Las Vegas. Gondola rides, replicas of the Pyramids + 24/7 hedonism on tap - it at the very least, garners an opinion from most.
Despite raised eyebrows as to why we were there for Proptech purposes, (one Fund manager wryly checked that we had not mistaken Korean boy band sensation BTS, who were playing in Vegas, for the Proptech company VTS), Las Vegas represents many of the challenges we are seeing in market today.
Sorry, I am just going to mute myself… somebody has just won at the slots
With over 7,000 rooms + suites + 11,000 sqm of casino floor, if nothing else, the Venetian Hotel complex is a place where your pedometer will make for good reading. Surprisingly for us, there was a co-working space, a strong, craps throw (30 meters) from the smoke-filled gambling halls.
Evidently, addressing space utilization has even forced some of the non-traditional work places to account for the new world we live in + how we consume space.

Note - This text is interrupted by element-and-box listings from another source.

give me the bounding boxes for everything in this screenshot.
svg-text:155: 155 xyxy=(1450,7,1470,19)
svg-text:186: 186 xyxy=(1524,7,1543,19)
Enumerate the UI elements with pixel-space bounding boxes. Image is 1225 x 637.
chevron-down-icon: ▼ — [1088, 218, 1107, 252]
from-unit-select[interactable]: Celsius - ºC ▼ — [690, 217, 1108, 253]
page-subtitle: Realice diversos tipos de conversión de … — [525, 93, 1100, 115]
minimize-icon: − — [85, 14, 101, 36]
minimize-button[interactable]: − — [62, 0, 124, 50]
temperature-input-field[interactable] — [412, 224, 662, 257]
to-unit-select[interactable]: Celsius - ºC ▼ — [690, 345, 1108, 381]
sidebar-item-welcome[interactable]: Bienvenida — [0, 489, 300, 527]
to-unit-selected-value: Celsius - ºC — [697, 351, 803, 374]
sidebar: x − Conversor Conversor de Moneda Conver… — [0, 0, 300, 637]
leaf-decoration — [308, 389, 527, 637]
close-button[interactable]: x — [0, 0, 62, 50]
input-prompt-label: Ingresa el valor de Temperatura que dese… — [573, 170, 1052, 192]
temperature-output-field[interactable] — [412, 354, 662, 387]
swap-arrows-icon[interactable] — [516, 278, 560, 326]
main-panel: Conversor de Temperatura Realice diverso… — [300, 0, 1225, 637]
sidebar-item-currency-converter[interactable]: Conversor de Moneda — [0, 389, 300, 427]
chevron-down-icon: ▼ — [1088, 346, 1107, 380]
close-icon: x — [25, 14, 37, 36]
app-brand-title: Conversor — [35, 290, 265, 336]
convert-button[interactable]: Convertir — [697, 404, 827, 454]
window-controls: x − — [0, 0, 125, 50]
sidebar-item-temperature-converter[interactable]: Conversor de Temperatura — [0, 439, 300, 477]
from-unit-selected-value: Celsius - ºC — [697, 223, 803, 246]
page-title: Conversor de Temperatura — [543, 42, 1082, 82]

In our view, this highlights how portfolios of the future really do need to be versatile for the evolving needs of the user. Longer term, we question if the traditional asset classification (+ core metrics) of real estate may be losing relevance with our use of space, having changed, potentially, forever.
Viva Las Vegas….
As the image from Politico shows, Las Vegas is one of many cities that has seen net migration where the traditional “mega cities” have seen a net loss in population. This is in part reflected in the Zillow home value index which has home values increasing by 25% over the last 12 months in Vegas.
Looking to the wider region, U-Haul, the omnipresent truck hire company, has data further illustrating this migration shift, with Arizona ranked as the #5 destination for truck renters hiring a one-way rental. With California, New York + Chicago being some of the top ranked states as the starting point, for these one way departures, with many also heading to Florida + Texas. The reconfiguration of the population is a real phenomenon.
So does the concept of “amenities” for CRE now encompass proximity to a 4 patty-burger and couple of hands of Texas hold‘em whilst Celine Dione plays at a nearby concert hall.? Or is it a reflection of a mobile enabled workforce, choosing affordability, heat and some vibrant activities - especially as we see a lot of the traditional cities lose their essence.? One to ponder, but when we view this through an ESG lens, the ramifications of these shifts are concerning.
Wat-er is the problem with this?
Vegas has for a long time been suffering from a major water shortage. Fed 90% of its drinking water from Lake Mead, the Lake (formed from the Hoover Dam) is at its lowest level since 1937.
All non-functional grass is banned from Vegas by 2026 (due to the water it takes to keep it alive) accounting for nearly 1/3 of all grass in the Las Vegas valley. Semi-conductor behemoths like TSMC (which makes 50% of the world’s semiconductors) are building a $12bn plant in order to counter the global, semiconductor concentration risk, in nearby Nevada.
Making semi-conductors is a water zapping industry - TSMC’s production “fab” (factory) is estimated to use 2-4 million gallons of water a day (!) to cool down the equipment. The same water consumption of 15,000 to 30,000 people.
Water rationing is being applied across the West/South West and with greater pressure on things like water supply, the requirement or momentum for tech enabled solutions has to be significant.
But aren’t they building that $1bn Madison Square Garden Sphere arena - so it can’t be all bad?
Yes they are! And in true Vegas style it straddles the line between needless + awesome pretty well. 18k spectator stadium with the largest ever wraparound digital screen in the world (15,000 square meters) with the sound system being delivered through the floorboards. A city based on attracting external revenue through entertainment and “pizzazz”, it will be extremely interesting to see how it continues to WOW crowds whilst managing the issues discussed.
Ok so what happens now?
Vegas it seems will continue to be Vegas, whilst like many economies, it wrestles with concepts such as space utilization - asset valuations - affordability - ESG - “Smart Cities” + supply chain risk.
As we have said for a long time, adopting Proptech is not formulaic + is bespoke to the use case(s). There are a number of factors impacting your strategy and selection. Sourcing + adoption has to be viewed with deep consideration of a myriad of interconnected factors.
At the PTC, we do this + we understand that the nuances of the need are paramount to a successful strategy execution.
We will watch closely the developments in Las Vegas and view a great city evolving with the changing times, and look beyond the superficial real estate Circus Circus.